There's no doubt this is the best opponent on UConn's schedule to this point. And the Mountaineers probably need little reminder of last season's encounter with the Huskies, a 16-13 overtime win for UConn at Rentschler Field. That helped decide the BCS representative for the Big East and eventually sent the Huskies to the Orange Bowl.

"Last year we lost at Louisville and got shutout 26-0," wide receiver Nick Williams said. "Then, kind of in the same situation, we beat West Virginia at home. I think that since we were in that situation so recently, people around here aren't panicking and we're not nervous. We know that we're about to start conference play.
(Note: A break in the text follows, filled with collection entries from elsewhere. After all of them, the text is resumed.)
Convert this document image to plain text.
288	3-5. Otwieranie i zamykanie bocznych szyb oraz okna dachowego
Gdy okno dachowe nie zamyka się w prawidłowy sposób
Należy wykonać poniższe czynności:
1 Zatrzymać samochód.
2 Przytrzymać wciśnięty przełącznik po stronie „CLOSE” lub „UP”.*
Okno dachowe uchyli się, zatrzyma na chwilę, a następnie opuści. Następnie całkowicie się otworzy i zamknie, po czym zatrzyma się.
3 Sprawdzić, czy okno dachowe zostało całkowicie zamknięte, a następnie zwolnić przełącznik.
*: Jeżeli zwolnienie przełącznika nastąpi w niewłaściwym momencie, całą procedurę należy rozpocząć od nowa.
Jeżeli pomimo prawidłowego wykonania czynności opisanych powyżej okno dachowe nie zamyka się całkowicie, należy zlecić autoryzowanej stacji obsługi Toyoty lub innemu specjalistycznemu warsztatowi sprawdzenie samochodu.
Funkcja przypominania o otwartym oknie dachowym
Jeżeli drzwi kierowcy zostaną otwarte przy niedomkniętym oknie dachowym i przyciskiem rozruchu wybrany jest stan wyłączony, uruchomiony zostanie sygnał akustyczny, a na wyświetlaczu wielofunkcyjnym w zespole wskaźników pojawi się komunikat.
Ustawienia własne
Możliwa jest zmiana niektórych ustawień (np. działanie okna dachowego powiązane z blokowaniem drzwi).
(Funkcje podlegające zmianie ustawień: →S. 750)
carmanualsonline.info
I think all of us still have our chins high."

The Huskies wanted to make Western Michigan one-dimensional last week and they certainly accomplished that. The Broncos passed for 479 yards and rushed for 11. The problem was a lack of aggression, especially in the secondary where UConn's defensive backs didn't get up tight enough on the WMU receivers.

A total defensive lapse like that again West Virginia could be devastating. The Mountaineers are averaging 362.8 yards passing, 133.2 yards rushing and 40.4 points.

"There were a lot of individuals [playing against Western Michigan], but it takes the entire defense, it takes the entire special teams unit, and it takes the entire offensive unit," Moore said. "The offense played great. For us on defense, we need everybody on the same page. We can't hurt ourselves with penalties. That was a crazy game of penalties.

"We just got to make sure we play as a team and not hurt ourselves in any way. West Virginia is a good team. Don't give that kind of team more opportunities to be on the field."

Pasqualoni pointed out this is the sixth game of a 12-game season. And with all of those remaining games against Big East opponents, it is time for a fresh start.

"Certainly, you treat it like Game One," he said. "All games are important, but these are obviously the most important games.

"I don't know what you expect when you are starting over. I expected to have growing pains. It's time for us to get over that hump and play solid football."